In the aftermath of The Signing, as rosters became finalized upon smaller deals and maneuvers, season predictions and forecasts have come out as they customarily do around this time of the year. Some of these, upon the basis of advanced data, have had the Rockets amassing lofty win totals, some even projecting victory levels into the mid-60′s, if predicated upon the premise of an Orlando Dwight. While I don’t think the team is ready to reach those heights, it’s astonishing to consider that the sentiment doesn’t seem so far-fetched. The Rockets managed to add the game’s second most dominant player of the last half-decade while essentially losing nothing. And it could be argued that the sole sacrificial lamb, Carlos Delfino, was actually replaced by a player of greater value in Francisco Garcia. (Recall that Garcia hadn’t broken into the rotation until Delfino became injured, essentially replacing him. Until the playoffs, they hadn’t played together regularly.)
But where I think the greatest potential lies, aside from full health for Howard, is in the issue of Omer Asik, both for now and in the long-term. In my opinion, the team’s greatest peak–greater than even the impact of any trade–would come in the form of finding a way to keep Dwight Howard and Omer Asik together on the floor for a sizable chunk during the game. Why? Because that would allow the team justification to hold onto Asik.
My contention, with which I think most people would agree, is that unless he can be given close to 30 minutes per game, Asik either probably should be or will be dealt. This is because it is difficult envisioning the Turk sticking around past the expiration of his current contract to retain a limited role – Morey would likely deal him preemptively to realize his value.
What makes Asik so valuable? Because, with Howard, he allows the team to field a top 10 defense on court, at all times, for the full 48. This point has been beaten to death. But it is my contention that maintaining this 48 minute top 10 defense would be far more impactful than the marginal benefits realized from upgrading the power forward position (via a trade of Asik). Already having a top offense, it is my belief that the Rockets have reached a diminished returns threshold on that end of the court whereby, yes, they have room to improve, but costs invested towards that improvement would be grossly asymmetrical to the end output. To put it simply, when you have the league’s 6th best offense, but also have other weaknesses, you get the most bang for your buck addressing the weaknesses instead.

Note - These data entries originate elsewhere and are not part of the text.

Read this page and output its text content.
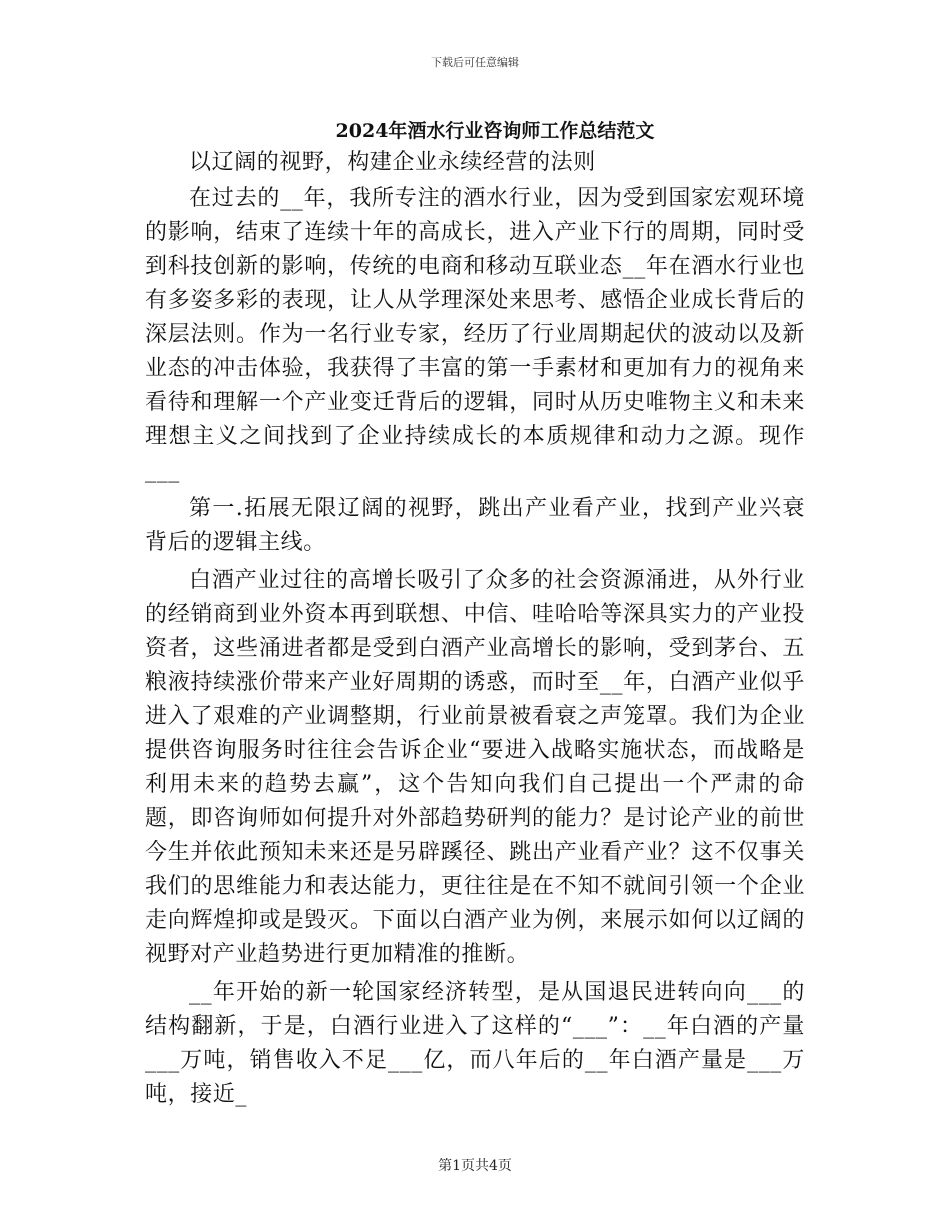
下载后可任意编辑
2024年酒水行业咨询师工作总结范文

以辽阔的视野，构建企业永续经营的法则

在过去的__年，我所专注的酒水行业，因为受到国家宏观环境的影响，结束了连续十年的高成长，进入产业下行的周期，同时受到科技创新的影响，传统的电商和移动互联业态__年在酒水行业也有多姿多彩的表现，让人从学理深处来思考、感悟企业成长背后的深层法则。作为一名行业专家，经历了行业周期起伏的波动以及新业态的冲击体验，我获得了丰富的第一手素材和更加有力的视角来看待和理解一个产业变迁背后的逻辑，同时从历史唯物主义和未来理想主义之间找到了企业持续成长的本质规律和动力之源。现作___

第一.拓展无限辽阔的视野，跳出产业看产业，找到产业兴衰背后的逻辑主线。

白酒产业过往的高增长吸引了众多的社会资源涌进，从外行业的经销商到业外资本再到联想、中信、哇哈哈等深具实力的产业投资者，这些涌进者都是受到白酒产业高增长的影响，受到茅台、五粮液持续涨价带来产业好周期的诱惑，而时至__年，白酒产业似乎进入了艰难的产业调整期，行业前景被看衰之声笼罩。我们为企业提供咨询服务时往往会告诉企业“要进入战略实施状态，而战略是利用未来的趋势去赢”，这个告知向我们自己提出一个严肃的命题，即咨询师如何提升对外部趋势研判的能力？是讨论产业的前世今生并依此预知未来还是另辟蹊径、跳出产业看产业？这不仅事关我们的思维能力和表达能力，更往往是在不知不就间引领一个企业走向辉煌抑或是毁灭。下面以白酒产业为例，来展示如何以辽阔的视野对产业趋势进行更加精准的推断。

__年开始的新一轮国家经济转型，是从国退民进转向向___的结构翻新，于是，白酒行业进入了这样的“___”：__年白酒的产量___万吨，销售收入不足___亿，而八年后的__年白酒产量是___万吨，接近_

第1页共4页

One nonconventional idea popularized by the advanced stats movement is the belief that no time frame during a game holds inherently superior value than any other. (This, starkly in contrast to the mainstream fetishization of “clutch time” performance.) Indeed, Daryl Morey once famously said that “good teams don’t win close ballgames – they avoid them.” To that end, while a ‘spread 4′ would help, it can be argued that of greater import is the the fifteen or so minutes that Dwight Howard is not on the floor.
Many have clamored for Blazers forward LaMarcus Aldridge. While Aldridge has his strengths, I’m almost certain that the Rockets would not pay max dollars, on this team, for a player who takes the most inefficient shots in the entire league (and only shoots 41% from that distance while doing it.) The spacing Aldridge would provide would be a boon, but the team could find cheaper options to replicate much of the same effect. Asik’s defense during the ‘Dwightless-15′ is of greater value.
Finding a solution to Howard-Asik coexistence isn’t about the merits of that time spent together. It’s about making that shared court experience palatable enough for the offense to where its use can be continued; because that shared court time is the key to a justification of keeping Asik.
How might Kevin McHale make it work? Writing in Grantland, Brett Koremenos discussed possibilities, drawing analogy from Greg Smith’s time at power forward. As Koremenos outlines, there will be extreme challenges, namely Howard’s willingness to do what is needed. But it should at least be explored.
In the end, I do think Asik will eventually be dealt as the challenges of pairing the two 7 footers will prove too much to overcome. That’s a shame. But in the coming weeks, during camp, figuring out how to make it work should be one of Kevin McHale’s greatest priorities. Having 48 minutes of top 10 defense would likely do more for this team in the standings than any other factor.